While the technology behind vibration analysis sensors may be new, maintenance professionals have long known that vibration anomalies are one of the first signs of a potential machine fault. Equipment with moving or rotating parts is expected to emit some level of vibration. However, significant changes often signify common faults like misalignment, looseness, bearing wear, or imbalance. If left unchecked, abnormal machine vibration can cause operational problems and severe damage to common food and beverage manufacturing assets like drive motors and driven devices.

However, while handheld vibration measurement tools can still provide vital insights, many have difficulty sensing subtle changes in vibration. A drive for higher-quality data has fueled recent advances in technology, allowing for widespread adoption of wireless sensors to better understand when repairs may be needed.

Wireless vibration sensors are mounted to integral assets and use network connections to transmit real-time data to devices like PCs or mobile phones, where maintenance teams use computerized maintenance management system (CMMS) software to trend and analyze data.

Vibration measurements are used to monitor the health of rotating machinery like compressors, pumps, belts, gears, shafts, bearings, and other components that make up a mechanical system. Depending on the sensor’s capabilities, it could detect, analyze, and even diagnose machine faults.

Today, there are two approaches to vibration monitoring: high-level screening and deep data analysis.

  • High-level vibration screening sensors are scalable and require very little training but only detect basic machine health in a binary manner.
  • Deep vibration analysis sensors monitor critical machines with bursts of high-resolution data and let maintenance teams conduct vibration analysis for the most common machine faults.

In either case, when a wireless vibration sensor detects changes that exceed predetermined levels, it automatically sends an alert to the maintenance team so they can decide if action is required.

Remote Condition Monitoring: The Road to Predictive Maintenance

The maintenance team at a large, well-known Midwest cheese producer recently employed a combination of wireless vibration sensors and CMMS software during a recent expansion to increase production capacity.

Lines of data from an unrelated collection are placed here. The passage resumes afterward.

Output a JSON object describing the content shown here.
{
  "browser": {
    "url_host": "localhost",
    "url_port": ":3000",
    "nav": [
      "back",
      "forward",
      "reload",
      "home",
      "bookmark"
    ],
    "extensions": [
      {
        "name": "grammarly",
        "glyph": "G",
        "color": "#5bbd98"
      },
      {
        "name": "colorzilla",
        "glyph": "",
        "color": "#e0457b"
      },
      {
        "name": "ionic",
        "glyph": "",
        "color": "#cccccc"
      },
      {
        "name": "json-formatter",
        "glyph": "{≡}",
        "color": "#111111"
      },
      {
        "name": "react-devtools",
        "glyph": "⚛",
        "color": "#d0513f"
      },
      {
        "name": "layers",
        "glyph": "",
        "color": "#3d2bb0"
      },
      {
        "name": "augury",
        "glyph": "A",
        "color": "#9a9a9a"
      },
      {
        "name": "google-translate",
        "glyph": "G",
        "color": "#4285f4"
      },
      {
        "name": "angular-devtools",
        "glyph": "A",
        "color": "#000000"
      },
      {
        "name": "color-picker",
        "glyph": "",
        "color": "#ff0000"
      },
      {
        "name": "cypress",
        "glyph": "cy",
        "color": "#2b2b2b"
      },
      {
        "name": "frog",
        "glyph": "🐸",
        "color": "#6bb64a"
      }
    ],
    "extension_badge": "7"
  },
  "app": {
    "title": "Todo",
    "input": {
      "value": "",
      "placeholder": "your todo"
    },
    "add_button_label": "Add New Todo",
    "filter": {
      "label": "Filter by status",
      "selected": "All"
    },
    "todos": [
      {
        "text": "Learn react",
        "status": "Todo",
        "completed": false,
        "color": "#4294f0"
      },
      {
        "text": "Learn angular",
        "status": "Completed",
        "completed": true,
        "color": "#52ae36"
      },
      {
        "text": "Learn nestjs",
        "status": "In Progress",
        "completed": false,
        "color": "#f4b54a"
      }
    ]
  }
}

The legacy food processor had new equipment coming in, so the maintenance team knew they needed to step up their broader condition monitoring program to avoid unscheduled downtime. If the equipment fails, it stops production and becomes a costly problem.

In an effort to move away from preventive and toward predictive maintenance, the organization installed continuous condition monitoring technology on all production equipment and used the alarm notification capabilities to receive immediate alerts when a change is detected.

In particular, the company puts heightened focus on monitoring the health and wear of critical bearings. By installing wireless vibration sensors, they can now monitor for excess vibration as well as heat.

Beyond increasing uptime, the wireless sensors helped reduce maintenance routes and extend asset life. By integrating the sensors with their CMMS, they were also able to automatically produce work orders.

Like this cheese manufacturer, other food and beverage producers around the world are on a similar reliability journey toward increased predictive maintenance. By combining condition monitoring sensors and asset management software with other IIoT solutions, maintenance leaders are helping their organizations compete in today’s changing landscape.